Some very exciting pockets of value are starting to appear in the market. While the outlook for the economy seems incredibly uncertain right now, Warren Buffett (Trades, Portfolio) has always invested with the mentality that the macro environment does not really matter, and that is something we should keep in mind when analyzing potential investment opportunities.
One company that has recently appeared on my radar is broadcast and media company Sinclair Broadcast Group Inc. (SBGI, Financial).
A dirt cheap stock with lots of assets
I will start with why I like this company before I move on to analyze its fundamentals in depth.
The stock immediately looks cheap. Based on the fact the company has generated free cash flow per share of $7.12 on a trailing 12-month basis, it is currently selling at a price-to-free cash flow ratio of just 3.1.
That seems incredibly cheap. What’s more, it is trading at an enterprise value to earnings before interest, tax, depreciation and amortization (EV/Ebitda) ratio of 0.9.
Once again, that seems incredibly cheap compared to the rest of the market and the publishing and media sector. The reason why I am concentrating on these cash flow figures rather than profitability is that, like any media and infrastructure business, the company's profit figures are distorted by depreciation and capital spending numbers.
For example, for the financial year ending December 2020, Sinclair reported a net income of -$2.5 billion but reported cash from operating activities of $1.6 billion after backing out non-cash items. In 2021, a negative net income of $300 million became a positive operating cash flow of $300 million after removing non-cash adjustments.
The company looks cheap at first glance, looking at cash flow, but it becomes even cheaper when we take a look at the value of its investment portfolio.
Sinclair is an interesting business because in addition to having a broadcasting division, it has also made significant investments in real estate, venture capital and private equity. According to its latest investor presentation, these assets are worth approximately $18 per share and have generated an internal rate of return of approximately 24% since 2014.
These assets exclude the rest of the media business. Considering the current stock price of $22.50, that implies the market is valuing the media business at approximately $300 million. To put that number into perspective, the broadcast business generated $200 million of adjusted Ebitda in the first quarter of 2021.
Based on these numbers, it is no surprise that in the company’s own investor presentation for the first quarter of 2022, it notes:
“STOCK PRICE REMAINS HIGHLY UNDERVALUED - Sum-of-the-parts value estimated at approximately triple current stock price.”
And management is taking action to try and unlock shareholder value.
At the end of the fourth quarter, the company's consolidated cash was $521 million (that is against the market capitalization of around $1.5 billion at the time of writing). Sinclair repurchased 2.5 million shares of common stock in the first quarter and has continued to reduce the number of shares outstanding, acquiring an additional 1.1 million shares as of the last account.

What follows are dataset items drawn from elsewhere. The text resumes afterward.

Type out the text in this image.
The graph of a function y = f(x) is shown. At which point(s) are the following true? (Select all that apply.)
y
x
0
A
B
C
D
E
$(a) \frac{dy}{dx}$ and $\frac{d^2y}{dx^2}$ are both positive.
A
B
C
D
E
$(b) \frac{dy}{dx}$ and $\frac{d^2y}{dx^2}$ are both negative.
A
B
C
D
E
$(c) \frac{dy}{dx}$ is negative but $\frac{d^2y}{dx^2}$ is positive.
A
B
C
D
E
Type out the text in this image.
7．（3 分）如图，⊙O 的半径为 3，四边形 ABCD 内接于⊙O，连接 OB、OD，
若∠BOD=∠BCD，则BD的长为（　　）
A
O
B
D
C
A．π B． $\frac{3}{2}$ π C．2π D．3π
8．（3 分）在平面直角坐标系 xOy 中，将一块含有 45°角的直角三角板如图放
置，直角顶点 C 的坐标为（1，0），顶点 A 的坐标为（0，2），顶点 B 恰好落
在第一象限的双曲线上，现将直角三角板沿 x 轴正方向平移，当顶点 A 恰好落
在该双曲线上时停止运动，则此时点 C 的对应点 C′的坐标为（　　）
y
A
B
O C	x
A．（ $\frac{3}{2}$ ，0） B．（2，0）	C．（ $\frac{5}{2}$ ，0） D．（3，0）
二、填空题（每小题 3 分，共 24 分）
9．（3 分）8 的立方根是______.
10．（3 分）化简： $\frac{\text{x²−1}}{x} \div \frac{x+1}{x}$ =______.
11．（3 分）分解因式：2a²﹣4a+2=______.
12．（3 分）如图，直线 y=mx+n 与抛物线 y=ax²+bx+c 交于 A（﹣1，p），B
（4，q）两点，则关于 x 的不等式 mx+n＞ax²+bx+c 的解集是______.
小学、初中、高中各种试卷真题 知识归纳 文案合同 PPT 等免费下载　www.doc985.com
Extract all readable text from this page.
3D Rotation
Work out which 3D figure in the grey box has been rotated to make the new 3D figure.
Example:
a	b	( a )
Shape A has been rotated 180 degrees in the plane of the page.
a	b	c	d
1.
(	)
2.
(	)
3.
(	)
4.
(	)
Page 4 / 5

In these purchases alone, the company has retired around 5% of its outstanding shares so far this year. On top of these cash returns, the company hiked its dividend to 25 cents per calendar quarter in the first quarter, giving a dividend yield of 4.4% on the current share price.
Put simply, not only is Sinclair cheap, but management is also trying to do something about it. That is why I think it could be worth considering this undervalued media player. If the company continues to return cash, it is only a matter of time before the market catches up.